Are all these systems enough to protect your codified infrastructure? Unfortunately, no!

According to SDX Central’s “2016 Next-gen Infrastructure Security Report,type” the highest occurrence attack techniques is SQL Injection. SQL Injection techniques consist of some attacker using common input forms on your application interface (like input fields in registration forms or contact forms) to insert data in your database. Sometimes this enables the attacker to destroy, or gain access to your data. This type of attack will never be identified and filtered by an IP Firewall (the packet headers are perfectly normal), nor by DDoS detection and cleaning (it is not an attack pattern), as this is just a normal web request on your application interface.

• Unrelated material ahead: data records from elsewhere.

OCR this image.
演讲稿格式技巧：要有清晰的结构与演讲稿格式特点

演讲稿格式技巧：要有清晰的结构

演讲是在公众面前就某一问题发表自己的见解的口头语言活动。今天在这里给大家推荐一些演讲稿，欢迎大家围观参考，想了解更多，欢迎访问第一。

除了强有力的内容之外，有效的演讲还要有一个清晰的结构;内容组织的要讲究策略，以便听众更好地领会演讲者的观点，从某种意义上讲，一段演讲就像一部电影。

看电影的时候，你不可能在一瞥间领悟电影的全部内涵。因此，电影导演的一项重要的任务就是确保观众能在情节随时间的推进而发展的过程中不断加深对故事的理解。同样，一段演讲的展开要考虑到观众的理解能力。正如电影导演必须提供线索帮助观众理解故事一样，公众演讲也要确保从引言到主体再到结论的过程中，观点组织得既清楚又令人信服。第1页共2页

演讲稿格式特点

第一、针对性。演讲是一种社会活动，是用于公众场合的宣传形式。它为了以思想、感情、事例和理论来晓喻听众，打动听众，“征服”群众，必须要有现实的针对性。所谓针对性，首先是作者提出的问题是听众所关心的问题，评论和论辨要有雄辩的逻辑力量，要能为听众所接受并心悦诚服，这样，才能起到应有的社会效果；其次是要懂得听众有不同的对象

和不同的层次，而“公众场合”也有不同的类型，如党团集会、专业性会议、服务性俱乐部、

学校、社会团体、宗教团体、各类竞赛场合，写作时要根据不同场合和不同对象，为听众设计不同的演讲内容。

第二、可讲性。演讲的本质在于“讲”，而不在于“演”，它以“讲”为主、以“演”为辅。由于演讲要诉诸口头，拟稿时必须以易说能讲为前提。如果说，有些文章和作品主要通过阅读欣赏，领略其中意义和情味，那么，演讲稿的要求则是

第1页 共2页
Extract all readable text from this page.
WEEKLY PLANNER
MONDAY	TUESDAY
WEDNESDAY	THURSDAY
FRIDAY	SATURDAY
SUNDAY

There are sevetypesof attack techniques which try to use some vulnerability of your application architecture. Developers will know and prepare your systems against such vulnerability attacks when deploying the application and databases but this is not enough. The solution here is to insert on the path of the request between the attacker and the application server itself an intermediate system which will appear to the attacker as being the application itself. Besides optimization, acceleration of application traffic, SSL offload, load balancing, these intermediate systems generically known as Application Firewalls/Web Firewalls/Application Delivery Controllers will inspect each request, match it against an attack signature database, sometimes perform its action and check the result without forwarding it to the protected application server behind it. AdNet Telecom deploys A10 Networks Thunder ADC System as application delivery controller which can be customize to a specific customer application, with knowhow from the application developers, to understand how your application works and what requests should it allow, should it quarantine, or deny.